More specifically, the code that is always listening on consumer group C1 responds to a message by creating a virtual machine that starts listening on C2 and does some work using costly hardware.
The problem I'm running into is that after the virtual machine is spun up and listening on consumer group C2 commences it will sometimes receive nothing, despite the fact that it should be receiving the same message that C1 received causing C2 to be listened on in the first place.
I'm using the following topic, producer, and consumer configs:
topic config:
partitions: 6
compression.type: producer
leader.replication.throttled.replicas: --
message.downconversion.enable: true
min.insync.replicas: 2
segment.jitter.ms: 0
cleanup.policy: delete
flush.ms: 9223372036854775807
follower.replication.throttled.replicas: --
segment.bytes: 104857600
retention.ms: 604800000
flush.messages: 9223372036854775807
message.format.version: 3.0-IV1
max.compaction.lag.ms: 9223372036854775807
file.delete.delay.ms: 60000
max.message.bytes: 8388608
min.compaction.lag.ms: 0
message.timestamp.type: CreateTime
preallocate: false
min.cleanable.dirty.ratio: 0.5
index.interval.bytes: 4096
unclean.leader.election.enable: false
retention.bytes: -1
delete.retention.ms: 86400000
segment.ms: 604800000
message.timestamp.difference.max.ms: 9223372036854775807
segment.index.bytes: 10485760
producer config:
("message.max.bytes", "20971520")
("queue.buffering.max.ms", "0")
consumer config:
("enable.partition.eof", "false")
("session.timeout.ms", "6000")
("enable.auto.commit", "true")
("auto.commit.interval.ms", "5000")
("enable.auto.of.store", "true")
The bug is intermittent. Sometimes it occurs, sometimes it doesn't and resending the exact same message after the consumer is up and listening on C2 always succeeds, so it isn't some issue like the message size being too large for the topic or anything like that.
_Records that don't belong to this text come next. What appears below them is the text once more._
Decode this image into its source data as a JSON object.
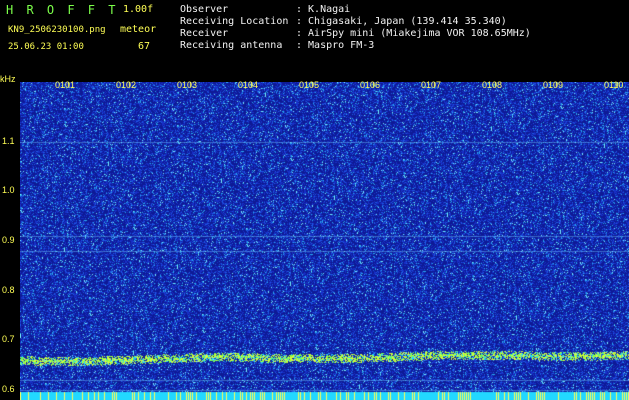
{
  "header": {
    "app_name": "H R O F F T",
    "version": "1.00f",
    "filename": "KN9_2506230100.png",
    "datetime": "25.06.23 01:00",
    "meteor_label": "meteor",
    "meteor_count": "67"
  },
  "info": {
    "observer_label": "Observer",
    "observer_value": ": K.Nagai",
    "location_label": "Receiving Location",
    "location_value": ": Chigasaki, Japan (139.414 35.340)",
    "receiver_label": "Receiver",
    "receiver_value": ": AirSpy mini (Miakejima VOR 108.65MHz)",
    "antenna_label": "Receiving antenna",
    "antenna_value": ": Maspro FM-3"
  },
  "colors": {
    "background": "#000000",
    "header_green": "#7cff4a",
    "axis_yellow": "#ffff55",
    "spectrogram_blue": "#1428b8",
    "echo_cyan": "#22d8ff",
    "band_yellow": "#d8ff3a"
  },
  "chart_data": {
    "type": "heatmap",
    "xlabel": "",
    "ylabel": "kHz",
    "minute_ticks": [
      "0101",
      "0102",
      "0103",
      "0104",
      "0105",
      "0106",
      "0107",
      "0108",
      "0109",
      "0110"
    ],
    "khz_ticks": [
      "1.1",
      "1.0",
      "0.9",
      "0.8",
      "0.7",
      "0.6"
    ],
    "khz_values": [
      1.1,
      1.0,
      0.9,
      0.8,
      0.7,
      0.6
    ],
    "ylim": [
      0.58,
      1.22
    ],
    "carrier_khz": 0.66,
    "horizontal_lines_khz": [
      1.1,
      0.91,
      0.88,
      0.62,
      0.6
    ]
  }
}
I suspect it's related to offsets being committed/stored improperly. My topic configuration uses the default of "latest" for "auto.offset.reset", so I suspect that the offsets are getting dropped or not properly committed somehow and thus the new message that triggered C2's listening is being missed since it isn't the "latest" by kafka's accounting. The work done by the code listening on consumer group C2 is quite long-running and the consumer often reports a timeout, so maybe that's contributing?
EDIT: The timeout error I get is exactly:
WARN - librdkafka - librdkafka: MAXPOLL [thrd:main]: Application maximum poll interval (300000ms) exceeded by 424ms (adjust max.poll.interval.ms for long-running message processing): l
eaving group
I am using the Rust rdkafka library for both the producer and consumer with confluent cloud's hosted kafka.